The timing of the overall decline since 2004 strongly suggests that ANC policy and misgovernance are the main culprits.
By Ed Stoddard
One of the several targets that Minerals and Energy Minister Gwede Mantashe has missed is the goal he stated in 2019 to have South Africa account for at least 5% of the mining sector’s global exploration budget “within the next three to five years”. The latest 2022 data underscore just how far short this target has fallen. We [Daily Maverick] recently reported on S&P Global’s World Exploration Trends 2023 report (which covers 2022), pointedly noting that South Africa was not even mentioned in the text made available to journalists. South Africa has all but vanished from investment radar screens when it comes to exploration.
Further data that S&P Global gathered for 2022 shows that South Africa last year accounted for 0.80% of global exploration expenditure. So, three years after Mantashe aimed for 5% within three to five years, South Africa is not even close. Indeed, it’s still below 1%.
But Mantashe is a member of a party and a Cabinet where accountability and performance demonstrably mean nothing, and he presides over a department where standards appear to be pretty low.
It’s revealing to note that the last time South Africa accounted for over 5% of the mining sector’s global exploration budget was in 2004 and it has generally been downhill from there, falling below 1% in 2020 — the year after Mantashe laid down his 5% target — and remaining stuck there.
The timing of the overall decline since 2004 strongly suggests that ANC policy and misgovernance are the main culprits. That was the year the Mineral and Petroleum Resources Development Act (MPRDA) came into effect, giving rise to the original Mining Charter with BEE and other targets that are onerous from an investment perspective.
There have since been updates to the charter and legal wrangling over concepts such as “once-empowered, always empowered” — which means that once a company reaches its required black ownership target threshold, it does not have to top up again if black shareholders sell their stake.
BEE requirements for exploration were scrapped under Charter Three, but it has not been implemented yet.

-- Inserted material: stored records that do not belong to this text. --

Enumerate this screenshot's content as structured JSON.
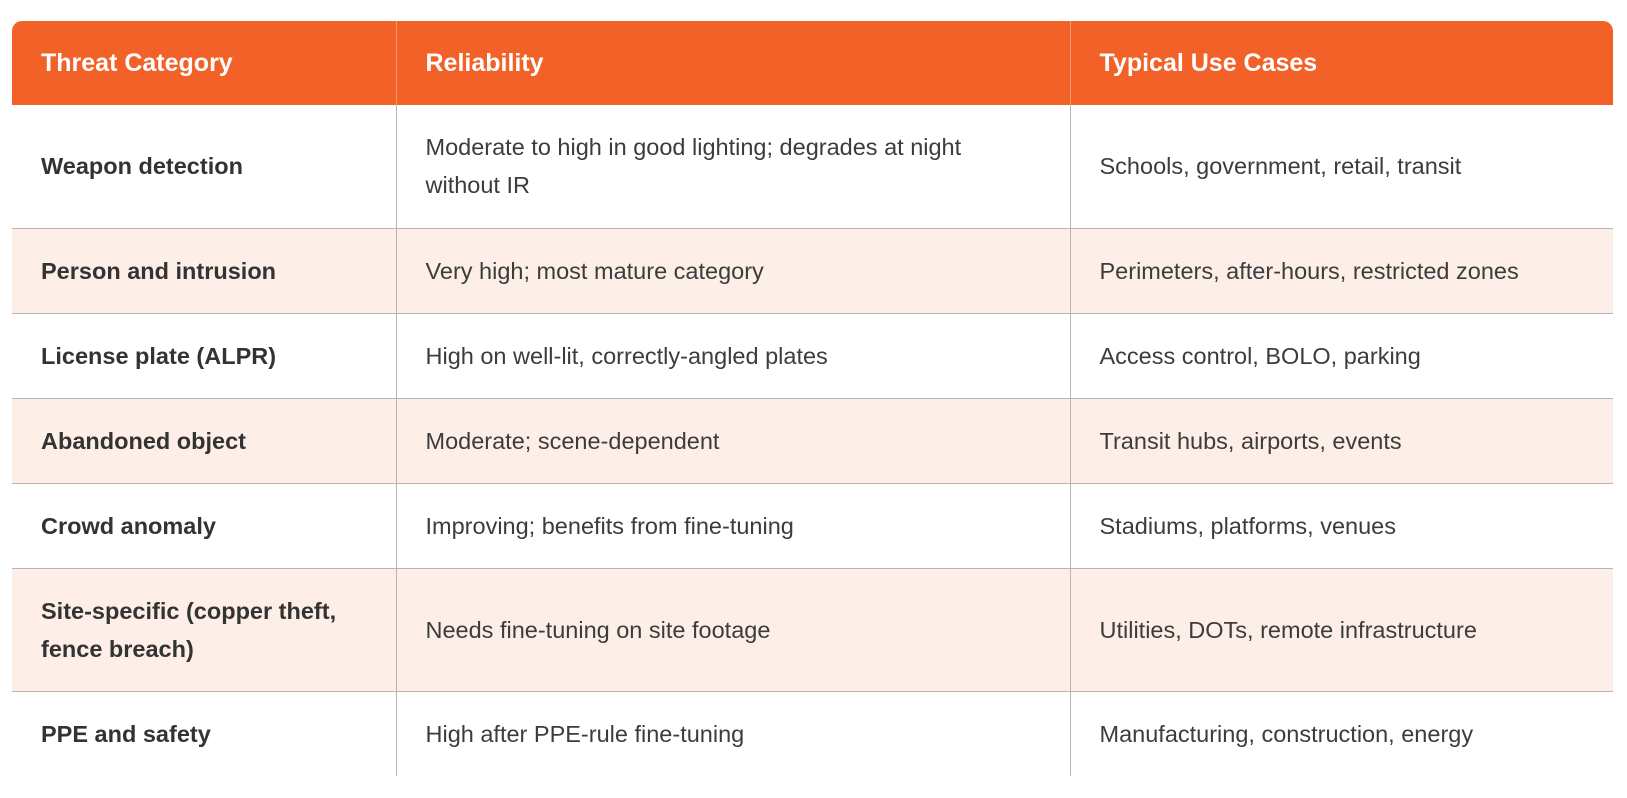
{
  "table": {
    "headers": [
      "Threat Category",
      "Reliability",
      "Typical Use Cases"
    ],
    "rows": [
      [
        "Weapon detection",
        "Moderate to high in good lighting; degrades at night without IR",
        "Schools, government, retail, transit"
      ],
      [
        "Person and intrusion",
        "Very high; most mature category",
        "Perimeters, after-hours, restricted zones"
      ],
      [
        "License plate (ALPR)",
        "High on well-lit, correctly-angled plates",
        "Access control, BOLO, parking"
      ],
      [
        "Abandoned object",
        "Moderate; scene-dependent",
        "Transit hubs, airports, events"
      ],
      [
        "Crowd anomaly",
        "Improving; benefits from fine-tuning",
        "Stadiums, platforms, venues"
      ],
      [
        "Site-specific (copper theft, fence breach)",
        "Needs fine-tuning on site footage",
        "Utilities, DOTs, remote infrastructure"
      ],
      [
        "PPE and safety",
        "High after PPE-rule fine-tuning",
        "Manufacturing, construction, energy"
      ]
    ]
  },
  "colors": {
    "header_bg": "#f26128",
    "stripe_bg": "#fdefe7"
  }
}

And industry sources say that “activist officials” in the department interpret the charter in such a way that foreign applicants for exploration or prospecting rights are made to feel unwelcome. This has included insisting on BEE requirements for exploration even after Charter Three was supposed to have dispensed with them.

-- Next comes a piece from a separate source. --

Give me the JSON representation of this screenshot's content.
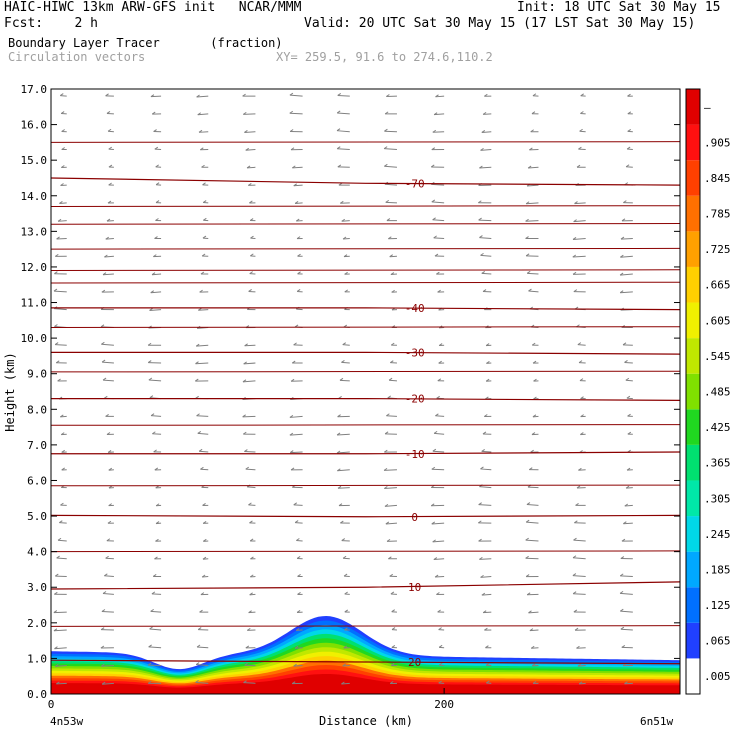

Exploration is vital because, without it, you won’t have new projects and new mines. It’s as simple as that, and South Africa, after more than a century of industrial-scale mining, still has plenty of untapped and undiscovered mineral wealth. South African mining production in 2022 fell by more than 7%, part of a long-term trajectory into the abyss.
The other massive obstacle to exploration, which we have reported on extensively, is the DMRE’s useless Samrad system for mining rights applications, which had a backlog at one point of more than 5,000, speaking to the department’s dysfunction.
The DMRE has been promising for years to replace Samrad with a proper mining cadastre, which provides the public with easy online access to the state of play of mining rights in a country as well as its known resource wealth. A functional one also allows for mining rights applications to be made and tracked with ease.
Many African countries, including neighbouring Botswana, Namibia and Mozambique, have recently adopted a ready-made, off-the-shelf platform operated by Colorado-based Trimble. In 2015, Trimble acquired Spatial Dimension. Founded in Cape Town in 1999, this unit has been at the forefront of Trimble’s cadastre offerings and is seen as the gold standard by the mining industry.
But the DMRE wasted years trying to get a made-to-order system, raising suspicions that it was not very interested in transparency. That tender was so badly done that it was effectively torpedoed by the State Information Technology Agency (Sita) and now the department has promised to acquire an “off-the-shelf” cadastre. In mid-February, Mantashe said it would be issued by the end of February. When that deadline was reached, the DMRE said the middle of March — so, like now.
As we went to publication, there was still no sign of it, but the damage has been done, as the 2022 data painfully show. Meanwhile, the DMRE has “been seized” — to use one of its top expressions — with the need to tender for a media monitoring system, which would include an “early warning system” for “incoming media-launched attacks”. It also wants to measure the “tone” of individual journalists and publications.
Rome is burning, but the DMRE is worried about its reputation, which it has soiled itself. And so we have this ridiculous fiddling. It also turns out that a similar tender was issued in 2019, and we still await the DMRE’s response to our queries on what became of that.
Returning to the S&P findings, South Africa was last top of the exploration charts for Africa in 2011. In 2022 it was fifth, with Mali and DRC, as we previously reported, at the top. Mali, of course, has “issues”, including a Jihadist insurgency. And yet it’s a more attractive exploration destination than South Africa.
But hey, the DMRE is worried about media coverage of its shortcomings and failings. That shows where its priorities lie.